The UK tried to clarify the picture for the chemical sector in a guidance document entitled “Regulating chemicals (REACH) if there is no Brexit deal”. This guidance is part of the series of technical notices to allow businesses to understand what they would need to do should the UK leave the EU on 29th March 2019 with no agreement on the future relationship. And while this represents a good reflective piece, it still fails to address the many challenges facing the chemical industry, but also downstream users.
On the positive side, the UK made clear that any future regulatory framework in the UK would be based on the REACH model. Current standards will be maintained and the Health and Safety Executive (HSE – Currently Member State Competent Authority for REACH in the UK) would take over the functions currently held by ECHA. The UK will build an IT system comparable to the existing ECHA systems to register substances. The Department for Environment, Food & Rural Affairs (DEFRA) will take over the European Commission’s role and regulate potential risks.

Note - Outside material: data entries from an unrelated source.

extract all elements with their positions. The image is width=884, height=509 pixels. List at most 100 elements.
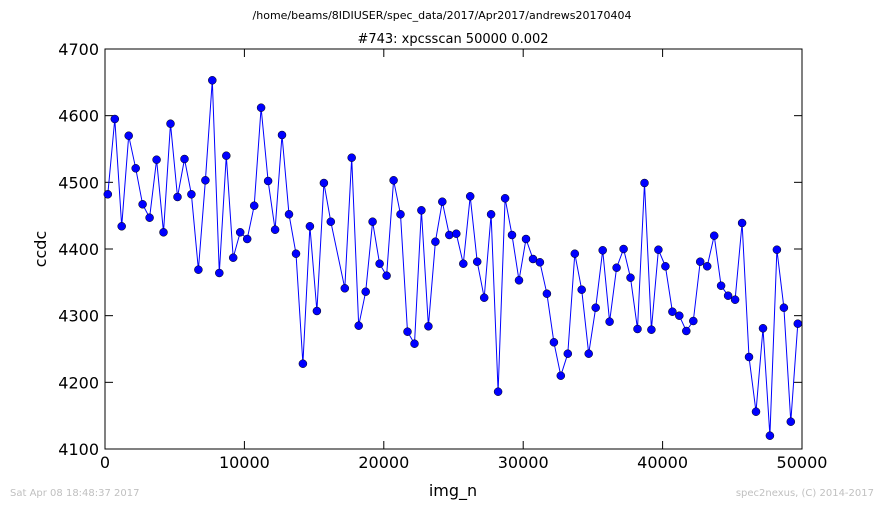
file-path-header: /home/beams/8IDIUSER/spec_data/2017/Apr2… [253,9,632,22]
data-point [166,119,175,128]
data-point [215,268,224,278]
data-point [549,338,559,347]
data-point [682,326,691,336]
data-point [626,273,635,282]
data-point [249,201,259,210]
data-point [751,407,761,416]
data-point [577,285,586,294]
data-point [235,228,245,237]
data-point [570,249,580,258]
data-point [786,417,796,426]
data-point [298,359,308,368]
data-point [173,192,182,202]
data-point [465,192,475,201]
data-point [647,325,656,334]
data-point [396,210,405,219]
data-point [779,303,789,312]
data-point [124,131,133,140]
data-point [291,249,301,258]
data-point [737,218,747,228]
x-tick-label: 10000 [219,453,270,472]
data-point [424,322,433,331]
data-point [312,306,322,316]
data-point [661,262,670,271]
y-tick-label: 4300 [58,307,99,326]
x-tick-label: 30000 [498,453,549,472]
data-point [584,349,593,358]
data-point [340,284,350,293]
data-point [619,244,628,254]
x-tick-label: 0 [100,453,110,472]
y-tick-label: 4700 [58,40,99,59]
data-point [528,254,538,264]
data-point [159,228,168,237]
data-point [758,324,768,333]
data-point [187,190,196,199]
data-point [194,265,203,274]
data-point [263,176,273,186]
data-point [410,339,419,348]
data-point [180,154,189,164]
data-point [201,176,210,185]
data-point [716,281,726,290]
data-point [640,178,649,188]
chart-title: #743: xpcsscan 50000 0.002 [357,32,548,47]
data-point [438,197,447,206]
data-point [242,234,252,244]
data-point [375,259,384,268]
data-point [668,307,677,316]
y-tick-label: 4500 [58,173,99,192]
data-point [486,210,496,219]
data-point [500,194,510,203]
data-point [556,371,566,380]
data-point [702,262,712,271]
data-point [452,229,461,238]
data-point [772,245,782,254]
data-point [326,217,336,226]
data-point [535,258,545,267]
data-point [152,155,161,164]
data-point [319,178,329,188]
data-point [103,190,113,199]
data-point [431,237,440,246]
x-tick-label: 20000 [358,453,409,472]
footer-credit: spec2nexus, (C) 2014-2017 [735,488,874,499]
data-point [382,271,391,280]
y-tick-label: 4600 [58,107,99,126]
data-point [695,257,705,266]
data-point [744,352,754,362]
data-point [145,213,154,222]
data-point [793,319,803,328]
footer-timestamp: Sat Apr 08 18:48:37 2017 [10,488,140,499]
data-point [730,295,740,304]
data-point [284,210,294,219]
data-point [117,222,126,231]
data-point [305,222,315,231]
data-point [765,431,775,440]
data-point [514,276,524,285]
data-point [389,176,398,185]
data-point [709,231,719,240]
y-axis-label: ccdc [31,231,50,268]
y-axis: 4100 4200 4300 4400 4500 4600 4700 [58,40,802,459]
data-point [110,114,120,124]
data-point [208,76,217,85]
data-point [675,311,684,320]
data-point [521,234,531,244]
data-point [138,200,147,209]
plot-area [104,48,803,450]
data-point [347,153,356,162]
data-series [103,76,803,440]
data-point [361,287,370,296]
data-point [591,303,600,312]
data-point [507,230,517,240]
data-point [723,291,733,300]
data-point [605,317,614,326]
x-tick-label: 40000 [637,453,688,472]
data-point [479,293,489,302]
data-point [493,387,503,396]
data-point [403,327,412,336]
y-tick-label: 4400 [58,240,99,259]
y-tick-label: 4100 [58,440,99,459]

This raises already some concerns: implementing REACH was a continuous effort for the past ten years for the European Chemicals Agency and the European Commission. The European Chemicals Agency is supported by 589 members of staff, 30 people work on chemicals in DG Environment alone, and many more when counting the staff of the Member State Competent Authorities supporting ECHA and the European Commission. HSE and DEFRA would virtually mirror all activities carried by those institutions for the past 10 years and would need to substantially increase their resources and staff.

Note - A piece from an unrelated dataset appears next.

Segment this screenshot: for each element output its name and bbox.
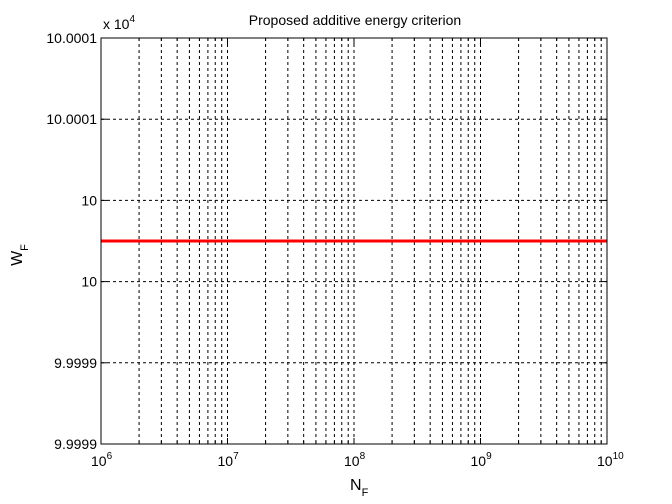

The guidance focuses mainly on registration, introducing a new notification system for importers of chemicals from the EEA, and asking all producers to develop a new registration dossier which needs to be identical to the REACH dossier. How EU producers are going to share their data, and who is going to pay for this cost is not mentioned in the guidance. Nothing is mentioned on how registration updates under REACH are going to be translated in UK-REACH, or on how new substances will be registered.
The guidance does not forget about authorisation, and all existing authorisations under REACH will be carried over in UK-REACH. Downstream users using Annex XIV substances in the UK might be relieved, but what happens after the sunset date? And what happens to Annex XIV?

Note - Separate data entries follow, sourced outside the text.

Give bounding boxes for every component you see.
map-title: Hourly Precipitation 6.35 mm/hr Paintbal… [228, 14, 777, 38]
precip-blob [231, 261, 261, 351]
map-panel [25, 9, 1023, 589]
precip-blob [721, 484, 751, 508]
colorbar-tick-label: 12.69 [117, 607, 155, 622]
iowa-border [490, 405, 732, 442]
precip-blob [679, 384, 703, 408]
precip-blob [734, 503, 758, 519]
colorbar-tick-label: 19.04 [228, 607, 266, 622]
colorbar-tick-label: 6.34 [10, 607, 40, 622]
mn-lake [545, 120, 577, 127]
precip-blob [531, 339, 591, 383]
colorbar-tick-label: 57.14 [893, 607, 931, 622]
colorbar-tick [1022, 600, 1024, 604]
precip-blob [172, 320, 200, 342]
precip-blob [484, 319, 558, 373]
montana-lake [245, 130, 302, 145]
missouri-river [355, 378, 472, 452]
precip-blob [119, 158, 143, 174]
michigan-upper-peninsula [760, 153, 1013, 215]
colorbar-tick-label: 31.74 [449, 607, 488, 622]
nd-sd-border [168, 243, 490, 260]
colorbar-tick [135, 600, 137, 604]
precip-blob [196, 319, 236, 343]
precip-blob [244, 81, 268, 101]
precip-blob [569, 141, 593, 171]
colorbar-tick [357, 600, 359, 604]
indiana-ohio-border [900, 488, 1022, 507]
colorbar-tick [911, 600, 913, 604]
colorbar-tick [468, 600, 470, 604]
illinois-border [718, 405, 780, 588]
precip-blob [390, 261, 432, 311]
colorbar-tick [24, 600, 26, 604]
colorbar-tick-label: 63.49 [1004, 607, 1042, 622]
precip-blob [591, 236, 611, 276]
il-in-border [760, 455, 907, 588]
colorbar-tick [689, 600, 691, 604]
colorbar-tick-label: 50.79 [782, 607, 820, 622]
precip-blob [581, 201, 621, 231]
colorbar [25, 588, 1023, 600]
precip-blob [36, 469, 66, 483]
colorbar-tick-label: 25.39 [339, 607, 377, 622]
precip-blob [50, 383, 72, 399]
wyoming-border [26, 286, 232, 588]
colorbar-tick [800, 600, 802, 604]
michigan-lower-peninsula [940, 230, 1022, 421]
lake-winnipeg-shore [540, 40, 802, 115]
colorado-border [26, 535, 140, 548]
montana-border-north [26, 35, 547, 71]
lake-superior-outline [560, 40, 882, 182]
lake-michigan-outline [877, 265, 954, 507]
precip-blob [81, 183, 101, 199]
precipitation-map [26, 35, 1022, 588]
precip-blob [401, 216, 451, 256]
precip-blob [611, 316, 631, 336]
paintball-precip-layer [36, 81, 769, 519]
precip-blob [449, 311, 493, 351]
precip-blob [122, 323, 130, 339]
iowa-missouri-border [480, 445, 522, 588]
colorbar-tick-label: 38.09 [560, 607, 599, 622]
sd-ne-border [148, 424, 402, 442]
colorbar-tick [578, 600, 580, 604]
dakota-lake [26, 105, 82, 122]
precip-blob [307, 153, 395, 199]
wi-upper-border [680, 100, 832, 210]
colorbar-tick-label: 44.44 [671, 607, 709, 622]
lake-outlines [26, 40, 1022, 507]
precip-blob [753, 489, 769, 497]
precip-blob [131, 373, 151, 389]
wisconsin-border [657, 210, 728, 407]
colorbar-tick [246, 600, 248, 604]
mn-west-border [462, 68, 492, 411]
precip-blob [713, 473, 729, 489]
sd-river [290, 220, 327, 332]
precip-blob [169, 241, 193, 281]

Finally, it seems that DEFRA didn’t deal with the only letter missing in the REACH acronym: Restriction. 68 substances are currently restricted under REACH and while the UK insists that existing standards of protection of human health and the environment will be maintained, restrictions are not mentioned in the guidance. De facto, substances that have been restricted for many years in the UK might suddenly be allowed for use again.
In short, what happens for chemicals in the UK after Brexit is still a big question mark. This document would only apply in case of no-deal Brexit, and major consequences for the chemical industry and many downstream sectors might all depend on political discussions at the level of heads of government. So keep an eye on the big picture, the future of REACH in the UK will depend on the conclusions of the European Council meetings to come.